In “Infidel,” an international best seller, Hirsi Ali tells her life story, how she came to work for the American Enterprise Institute in Washington, D.C., and lives in a secret location today.
She began as the daughter of a Somali political dissident, bolted from a forced marriage at age 22 and sought political asylum in the Netherlands in 1992.
Hirsi Ali writes that she wondered how the Dutch built a peaceful prosperity unheard of in Islamic countries and why their police require no bribes and the bureaucrats are competent, unlike those she knew and worked among in Somalia, Kenya and Saudi Arabia. She wanted the answers so intently that she learned the Dutch language, cleaning buildings to pay for university courses to earn a political science degree.
Apologizing for her stumbling voice in the dim light, Hirsi Ali read several “Infidel” passages addressing these questions. On the seventh anniversary of Sept. 11, she explained how those attacks caused her to abandon Islam.
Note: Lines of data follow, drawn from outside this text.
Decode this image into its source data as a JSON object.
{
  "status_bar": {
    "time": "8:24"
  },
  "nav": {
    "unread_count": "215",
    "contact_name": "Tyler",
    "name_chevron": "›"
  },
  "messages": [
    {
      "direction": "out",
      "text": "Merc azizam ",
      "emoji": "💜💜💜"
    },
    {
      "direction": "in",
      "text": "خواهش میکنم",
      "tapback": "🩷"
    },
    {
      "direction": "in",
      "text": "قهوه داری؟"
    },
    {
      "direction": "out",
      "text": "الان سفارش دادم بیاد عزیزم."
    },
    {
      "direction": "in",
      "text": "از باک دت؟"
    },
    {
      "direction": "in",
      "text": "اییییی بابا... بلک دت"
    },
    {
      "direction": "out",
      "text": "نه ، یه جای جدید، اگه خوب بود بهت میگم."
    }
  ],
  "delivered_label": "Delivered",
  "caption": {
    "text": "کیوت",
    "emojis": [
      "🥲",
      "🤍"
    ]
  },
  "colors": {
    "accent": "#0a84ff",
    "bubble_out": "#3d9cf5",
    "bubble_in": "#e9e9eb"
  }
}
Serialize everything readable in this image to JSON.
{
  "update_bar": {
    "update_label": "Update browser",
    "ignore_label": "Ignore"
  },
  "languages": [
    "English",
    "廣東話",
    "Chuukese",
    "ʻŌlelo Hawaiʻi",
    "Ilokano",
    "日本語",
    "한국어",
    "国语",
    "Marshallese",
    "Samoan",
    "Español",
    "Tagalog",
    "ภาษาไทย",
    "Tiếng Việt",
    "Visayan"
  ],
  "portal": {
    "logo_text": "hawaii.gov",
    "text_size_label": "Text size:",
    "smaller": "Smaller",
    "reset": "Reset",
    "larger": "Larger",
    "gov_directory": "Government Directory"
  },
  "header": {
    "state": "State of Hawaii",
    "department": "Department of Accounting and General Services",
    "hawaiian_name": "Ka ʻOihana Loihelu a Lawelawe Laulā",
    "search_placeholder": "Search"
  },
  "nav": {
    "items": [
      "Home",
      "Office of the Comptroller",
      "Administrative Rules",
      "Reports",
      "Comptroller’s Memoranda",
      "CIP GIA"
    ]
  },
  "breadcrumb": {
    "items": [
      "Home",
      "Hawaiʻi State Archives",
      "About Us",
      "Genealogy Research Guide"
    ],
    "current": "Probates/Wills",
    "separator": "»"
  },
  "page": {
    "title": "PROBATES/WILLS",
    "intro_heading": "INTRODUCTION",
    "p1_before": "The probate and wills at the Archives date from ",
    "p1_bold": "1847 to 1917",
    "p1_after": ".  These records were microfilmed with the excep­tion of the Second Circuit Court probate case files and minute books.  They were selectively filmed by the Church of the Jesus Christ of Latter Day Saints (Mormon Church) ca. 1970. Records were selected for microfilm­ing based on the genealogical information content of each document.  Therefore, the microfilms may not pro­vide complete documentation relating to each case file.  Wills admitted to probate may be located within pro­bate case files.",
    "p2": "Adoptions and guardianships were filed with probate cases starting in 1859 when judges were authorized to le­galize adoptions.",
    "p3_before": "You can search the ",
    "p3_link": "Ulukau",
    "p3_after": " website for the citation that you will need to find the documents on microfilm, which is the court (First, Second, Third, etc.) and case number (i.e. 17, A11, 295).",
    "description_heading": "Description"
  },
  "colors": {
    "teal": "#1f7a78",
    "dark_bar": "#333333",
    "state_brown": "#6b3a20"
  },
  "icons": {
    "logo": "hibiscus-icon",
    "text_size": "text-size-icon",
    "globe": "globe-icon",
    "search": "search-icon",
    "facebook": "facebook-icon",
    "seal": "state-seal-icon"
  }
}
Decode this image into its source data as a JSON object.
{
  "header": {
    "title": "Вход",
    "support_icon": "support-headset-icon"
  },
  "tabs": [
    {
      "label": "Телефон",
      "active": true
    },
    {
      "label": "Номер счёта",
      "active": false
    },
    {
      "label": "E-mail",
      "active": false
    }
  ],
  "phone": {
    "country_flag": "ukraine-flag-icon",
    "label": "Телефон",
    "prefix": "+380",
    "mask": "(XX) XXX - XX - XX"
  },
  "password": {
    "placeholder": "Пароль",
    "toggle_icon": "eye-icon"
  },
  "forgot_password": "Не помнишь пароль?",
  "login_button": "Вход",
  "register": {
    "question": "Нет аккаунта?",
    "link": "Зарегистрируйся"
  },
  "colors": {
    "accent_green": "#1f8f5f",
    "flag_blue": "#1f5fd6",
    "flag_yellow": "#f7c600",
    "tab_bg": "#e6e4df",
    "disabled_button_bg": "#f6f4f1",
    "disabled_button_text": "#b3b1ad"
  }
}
After a militant murdered van Gogh, the director of the documentary she wrote called “Submission,” he stabbed a death threat targeting Hirsi Ali onto her friend’s body.
“Yes, it is a lonely journey,” she said. “But you overcome it. If you get to the plateau where you no longer have to survive and can start living again — meet people, exchange stories — a bit of that loneliness is relieved. And you appreciate life even more.”
She looked pleased to sit beside the fiction winners, Junot Diaz for “The Brief Wondrous Life of Oscar Wao” and Mohsin Hamid for “The Reluctant Fundamentalist,” as well as lifetime achievement winner William Melvin Kelley, a black arts movement novelist.